Show HN: X11 tool to share a screen area in any video meeting

Overall reaction & use cases

  • Many commenters find the tool immediately useful, especially for ultra-wide or large monitors where sharing the whole screen is impractical.
  • Common workflow: use a helper like slop or a fullscreen screenshot to get coordinates, then invoke the tool to mirror just that region into a virtual monitor for Meet/Zoom/etc.
  • People like the small size and simplicity of the C++ implementation and how it showcases X11’s “hackability.”

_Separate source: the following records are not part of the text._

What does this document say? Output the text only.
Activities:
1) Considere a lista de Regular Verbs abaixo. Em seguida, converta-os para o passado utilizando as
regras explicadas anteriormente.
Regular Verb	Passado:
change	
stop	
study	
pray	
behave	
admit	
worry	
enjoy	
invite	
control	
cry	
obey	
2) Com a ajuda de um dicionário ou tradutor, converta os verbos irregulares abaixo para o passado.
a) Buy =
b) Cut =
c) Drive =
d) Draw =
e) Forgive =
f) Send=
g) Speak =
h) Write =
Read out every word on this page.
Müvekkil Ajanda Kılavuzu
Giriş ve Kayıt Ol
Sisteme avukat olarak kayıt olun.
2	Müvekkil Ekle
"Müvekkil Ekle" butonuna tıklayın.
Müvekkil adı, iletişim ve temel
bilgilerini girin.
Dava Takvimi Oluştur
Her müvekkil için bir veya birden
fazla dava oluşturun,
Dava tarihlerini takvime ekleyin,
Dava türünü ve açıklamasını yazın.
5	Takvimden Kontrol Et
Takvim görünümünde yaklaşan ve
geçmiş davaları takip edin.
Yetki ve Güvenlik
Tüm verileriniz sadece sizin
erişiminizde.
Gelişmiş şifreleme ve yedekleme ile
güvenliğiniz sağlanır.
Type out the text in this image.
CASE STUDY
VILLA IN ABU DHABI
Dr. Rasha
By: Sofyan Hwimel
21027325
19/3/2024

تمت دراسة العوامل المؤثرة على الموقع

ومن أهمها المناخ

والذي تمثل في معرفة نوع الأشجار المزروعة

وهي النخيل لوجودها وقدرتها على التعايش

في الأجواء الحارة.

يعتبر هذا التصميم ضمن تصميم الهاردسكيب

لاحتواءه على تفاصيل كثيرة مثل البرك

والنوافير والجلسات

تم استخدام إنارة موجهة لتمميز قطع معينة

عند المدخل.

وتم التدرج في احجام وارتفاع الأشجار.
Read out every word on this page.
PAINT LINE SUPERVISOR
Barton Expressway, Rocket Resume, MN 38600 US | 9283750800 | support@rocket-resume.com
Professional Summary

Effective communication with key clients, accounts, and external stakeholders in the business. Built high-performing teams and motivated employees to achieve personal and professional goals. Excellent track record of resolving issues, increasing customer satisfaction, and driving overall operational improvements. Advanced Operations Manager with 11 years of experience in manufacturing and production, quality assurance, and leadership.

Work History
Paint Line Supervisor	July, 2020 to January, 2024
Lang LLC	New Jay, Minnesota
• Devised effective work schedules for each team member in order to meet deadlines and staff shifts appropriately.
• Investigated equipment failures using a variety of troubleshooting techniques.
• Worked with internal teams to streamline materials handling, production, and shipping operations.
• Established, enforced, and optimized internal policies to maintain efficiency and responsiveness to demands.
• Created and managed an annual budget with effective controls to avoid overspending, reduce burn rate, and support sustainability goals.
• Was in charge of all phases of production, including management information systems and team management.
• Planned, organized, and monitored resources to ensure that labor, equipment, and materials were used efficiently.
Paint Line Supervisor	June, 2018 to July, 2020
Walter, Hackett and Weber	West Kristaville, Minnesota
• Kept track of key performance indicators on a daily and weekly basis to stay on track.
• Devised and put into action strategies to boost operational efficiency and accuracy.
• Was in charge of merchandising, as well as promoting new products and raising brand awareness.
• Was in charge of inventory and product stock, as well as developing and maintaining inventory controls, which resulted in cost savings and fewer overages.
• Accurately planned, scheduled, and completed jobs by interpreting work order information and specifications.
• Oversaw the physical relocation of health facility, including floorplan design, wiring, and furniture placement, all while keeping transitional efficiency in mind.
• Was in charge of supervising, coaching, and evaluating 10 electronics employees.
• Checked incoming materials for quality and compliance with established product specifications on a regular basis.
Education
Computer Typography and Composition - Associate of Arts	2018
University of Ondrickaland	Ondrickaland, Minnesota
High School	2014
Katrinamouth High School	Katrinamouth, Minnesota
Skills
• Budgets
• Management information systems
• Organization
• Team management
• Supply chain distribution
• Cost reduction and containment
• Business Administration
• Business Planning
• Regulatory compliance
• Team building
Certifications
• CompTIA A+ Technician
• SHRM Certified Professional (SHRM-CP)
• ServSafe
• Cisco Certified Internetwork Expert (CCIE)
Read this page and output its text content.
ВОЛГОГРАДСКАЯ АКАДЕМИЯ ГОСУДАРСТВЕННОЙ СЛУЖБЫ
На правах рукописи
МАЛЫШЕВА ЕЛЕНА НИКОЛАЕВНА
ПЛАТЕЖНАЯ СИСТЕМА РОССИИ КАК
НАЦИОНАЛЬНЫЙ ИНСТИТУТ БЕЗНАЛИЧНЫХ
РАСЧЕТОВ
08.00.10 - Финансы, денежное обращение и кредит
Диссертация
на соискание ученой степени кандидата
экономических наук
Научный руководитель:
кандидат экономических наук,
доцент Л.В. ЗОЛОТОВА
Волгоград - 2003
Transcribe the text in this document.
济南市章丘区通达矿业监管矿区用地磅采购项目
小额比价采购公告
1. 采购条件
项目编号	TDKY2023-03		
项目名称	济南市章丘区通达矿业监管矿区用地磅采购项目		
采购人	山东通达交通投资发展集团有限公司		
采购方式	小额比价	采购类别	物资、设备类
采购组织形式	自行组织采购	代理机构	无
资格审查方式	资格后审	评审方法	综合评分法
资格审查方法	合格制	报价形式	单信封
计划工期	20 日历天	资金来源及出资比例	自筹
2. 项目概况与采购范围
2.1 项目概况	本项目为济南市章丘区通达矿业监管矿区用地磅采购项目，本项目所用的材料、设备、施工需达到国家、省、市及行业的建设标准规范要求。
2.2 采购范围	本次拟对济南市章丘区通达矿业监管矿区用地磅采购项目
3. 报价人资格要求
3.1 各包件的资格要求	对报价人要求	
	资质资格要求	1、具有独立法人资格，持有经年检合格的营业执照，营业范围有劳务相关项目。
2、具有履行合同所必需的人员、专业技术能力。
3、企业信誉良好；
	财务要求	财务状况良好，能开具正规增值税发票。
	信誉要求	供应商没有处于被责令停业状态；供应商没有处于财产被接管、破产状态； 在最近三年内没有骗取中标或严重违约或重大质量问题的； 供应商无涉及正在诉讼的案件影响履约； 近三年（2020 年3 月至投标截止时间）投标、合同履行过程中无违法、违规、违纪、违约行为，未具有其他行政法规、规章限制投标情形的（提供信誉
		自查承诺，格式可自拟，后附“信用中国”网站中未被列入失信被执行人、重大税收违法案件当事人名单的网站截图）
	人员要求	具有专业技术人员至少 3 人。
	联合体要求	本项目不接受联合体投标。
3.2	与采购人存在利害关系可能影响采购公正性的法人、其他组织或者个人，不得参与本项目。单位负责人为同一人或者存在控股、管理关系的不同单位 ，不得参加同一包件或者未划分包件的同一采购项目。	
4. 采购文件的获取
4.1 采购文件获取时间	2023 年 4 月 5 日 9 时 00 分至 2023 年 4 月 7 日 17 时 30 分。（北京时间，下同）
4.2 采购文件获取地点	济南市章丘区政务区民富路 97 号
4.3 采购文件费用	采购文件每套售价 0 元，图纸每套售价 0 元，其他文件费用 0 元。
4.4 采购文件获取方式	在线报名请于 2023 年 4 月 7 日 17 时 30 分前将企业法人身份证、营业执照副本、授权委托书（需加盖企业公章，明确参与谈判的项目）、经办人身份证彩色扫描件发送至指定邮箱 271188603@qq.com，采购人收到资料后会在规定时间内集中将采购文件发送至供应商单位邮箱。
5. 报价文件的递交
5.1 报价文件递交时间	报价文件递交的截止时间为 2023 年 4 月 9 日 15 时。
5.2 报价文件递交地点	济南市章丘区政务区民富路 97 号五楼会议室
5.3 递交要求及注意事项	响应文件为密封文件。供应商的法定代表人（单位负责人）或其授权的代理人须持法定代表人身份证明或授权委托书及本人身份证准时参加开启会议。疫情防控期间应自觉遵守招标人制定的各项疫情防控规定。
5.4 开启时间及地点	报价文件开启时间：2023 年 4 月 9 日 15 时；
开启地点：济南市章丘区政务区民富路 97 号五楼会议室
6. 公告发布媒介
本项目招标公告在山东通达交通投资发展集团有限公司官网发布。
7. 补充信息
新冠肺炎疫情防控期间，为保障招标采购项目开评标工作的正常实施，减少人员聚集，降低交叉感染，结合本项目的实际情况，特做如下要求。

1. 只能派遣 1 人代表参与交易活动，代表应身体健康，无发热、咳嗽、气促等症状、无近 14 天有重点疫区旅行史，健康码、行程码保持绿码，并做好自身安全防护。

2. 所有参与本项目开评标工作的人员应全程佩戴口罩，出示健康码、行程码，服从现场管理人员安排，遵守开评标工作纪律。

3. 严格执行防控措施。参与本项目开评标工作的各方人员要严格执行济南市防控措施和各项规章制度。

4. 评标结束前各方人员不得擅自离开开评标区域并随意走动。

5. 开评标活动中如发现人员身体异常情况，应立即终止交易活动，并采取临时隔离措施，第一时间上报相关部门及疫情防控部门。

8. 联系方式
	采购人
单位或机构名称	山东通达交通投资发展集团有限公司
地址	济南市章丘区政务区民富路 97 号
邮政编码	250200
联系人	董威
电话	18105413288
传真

Alternative tools and simple recipes

  • Alternatives on X11:
    • Xephyr/Xnest with a separate nested display as a demo environment.
    • xrandr --setmonitor alone can create virtual monitors; combined with slop and simple shell pipelines, you can replicate most of the tool’s behavior.
    • xzoom can also zoom and share portions of the screen.
  • OBS can crop part of a screen and present it as a source, but is seen as much heavier and more configuration-intensive than a tiny CLI tool.

Wayland vs X11 debate

  • Several comments note this exact trick is not feasible under Wayland in the same direct way.
  • Wayland’s model intentionally blocks arbitrary screen and input snooping; screen capture is routed through portals (e.g., KDE offers rectangular region and virtual output sharing).
  • Some praise this as better security and sandboxing; others criticize it as “security theater” that breaks useful workflows, hurts accessibility, and fragments protocols.
  • There is disagreement on how serious the real-world threat of X11-based spying is versus the cost in flexibility and tooling.

Code quality, performance, and correctness

  • Some criticize the initial implementation for lacking error handling and using a sleep loop instead of proper signal/event handling.
  • Others counter that in this use case CPU impact is negligible; later comments note the code was updated to use sigwait.
  • There is brief discussion on how very short sleeps interact with CPU scheduling, power states, and battery life, with no full consensus.

Meeting platforms, UX, and unmet need

  • Commenters are surprised that built-in region-sharing is still missing in many meeting tools; some note this limitation has even influenced choice of platform.
  • A few highlight that features like multi-window sharing in Zoom are poorly discovered, often only found via documentation or chance.
  • Some report that modern KDE/Wayland + browser combos already offer region and virtual output sharing via standard dialogs.

Other platforms

  • macOS equivalents: commercial “Advanced Screen Share” and open-source DeskPad are mentioned, though not identical in behavior.
  • Windows: RegionToShare is cited as roughly analogous.